Like i mentioned above, i managed to be able to create the shader_1x5.comp & shader_5x1.comp pipelines by changing the outputs on the shaders from r8ui / uimage2D to r32i / iimage2D (based on the working shader shader_nms.comp). The VkImage formats were obviously changed when the shaders changed. Why would the Vulkan device be ok with 32i but not 8ui?

The shader_sobel.comp uses push constants and actually sets 3 output VkImages but i’ve tried to reduce it to one output (with changed format) and not using push constants with no success.

I just want to get some pointers why this particular device is so problematic (or if indeed our Vulkan code is the problematic one!).

Validation layers do highlight some issues but in posterior code after the pipeline creations - i’m fairly certain it is not related with this? Validation layers do not show any problem in other Mali devices tested (ex: Mali-G710) or on shader playground.

I’m happy to provide a test case if needed.

Looking forward to hearing from the community and appreciate your kind help.

Regards

I can only say something about this part: according to a record on vulkan.gpuinfo.org for your device, the R8_UINT format does not support STORAGE_IMAGE usage, but R32_SINT and R32_UINT both do.

Thank you for pointing that out Carsten! I completely missed that on the vulkan gpuinfo org.

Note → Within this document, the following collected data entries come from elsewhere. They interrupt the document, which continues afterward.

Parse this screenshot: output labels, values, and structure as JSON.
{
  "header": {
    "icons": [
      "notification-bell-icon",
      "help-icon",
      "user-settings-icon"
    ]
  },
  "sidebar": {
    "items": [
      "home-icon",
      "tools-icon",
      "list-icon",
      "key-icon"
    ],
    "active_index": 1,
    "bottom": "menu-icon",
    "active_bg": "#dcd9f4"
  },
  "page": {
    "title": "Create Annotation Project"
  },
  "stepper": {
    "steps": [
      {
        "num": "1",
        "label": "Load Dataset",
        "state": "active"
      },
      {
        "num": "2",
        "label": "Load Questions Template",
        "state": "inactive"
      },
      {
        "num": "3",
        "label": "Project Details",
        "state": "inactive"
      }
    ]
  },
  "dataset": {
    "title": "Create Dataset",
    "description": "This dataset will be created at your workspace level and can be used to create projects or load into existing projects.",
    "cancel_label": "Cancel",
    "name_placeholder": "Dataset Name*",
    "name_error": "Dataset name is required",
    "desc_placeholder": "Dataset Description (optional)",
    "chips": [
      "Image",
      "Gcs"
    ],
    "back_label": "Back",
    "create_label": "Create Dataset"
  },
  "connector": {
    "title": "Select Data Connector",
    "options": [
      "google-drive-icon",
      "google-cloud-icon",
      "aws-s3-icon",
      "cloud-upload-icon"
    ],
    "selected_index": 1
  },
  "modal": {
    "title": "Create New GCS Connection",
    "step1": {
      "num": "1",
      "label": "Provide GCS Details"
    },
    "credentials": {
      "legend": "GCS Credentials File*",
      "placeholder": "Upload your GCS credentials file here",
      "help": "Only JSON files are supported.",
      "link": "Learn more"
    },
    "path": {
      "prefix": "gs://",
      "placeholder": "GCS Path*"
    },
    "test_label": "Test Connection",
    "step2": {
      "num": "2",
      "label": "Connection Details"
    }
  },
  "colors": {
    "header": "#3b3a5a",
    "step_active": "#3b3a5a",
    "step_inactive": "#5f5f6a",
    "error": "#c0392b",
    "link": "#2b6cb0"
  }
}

That clearly explains why the 2 shaders (shader_5x1.comp and shader_1x5.comp) start working but i still can’t figure out why the shader_sobel.comp one still doesn’t work.

I used rg32_ui and rg32_i which is VK_FORMAT_R32G32_(U/S)INT for the output image and still no luck. Those support VK_IMAGE_USAGE_STORAGE_BIT | VK_IMAGE_USAGE_SAMPLED_BIT which is what i need for that particular output layout (binding=1) on shader_sobel.comp.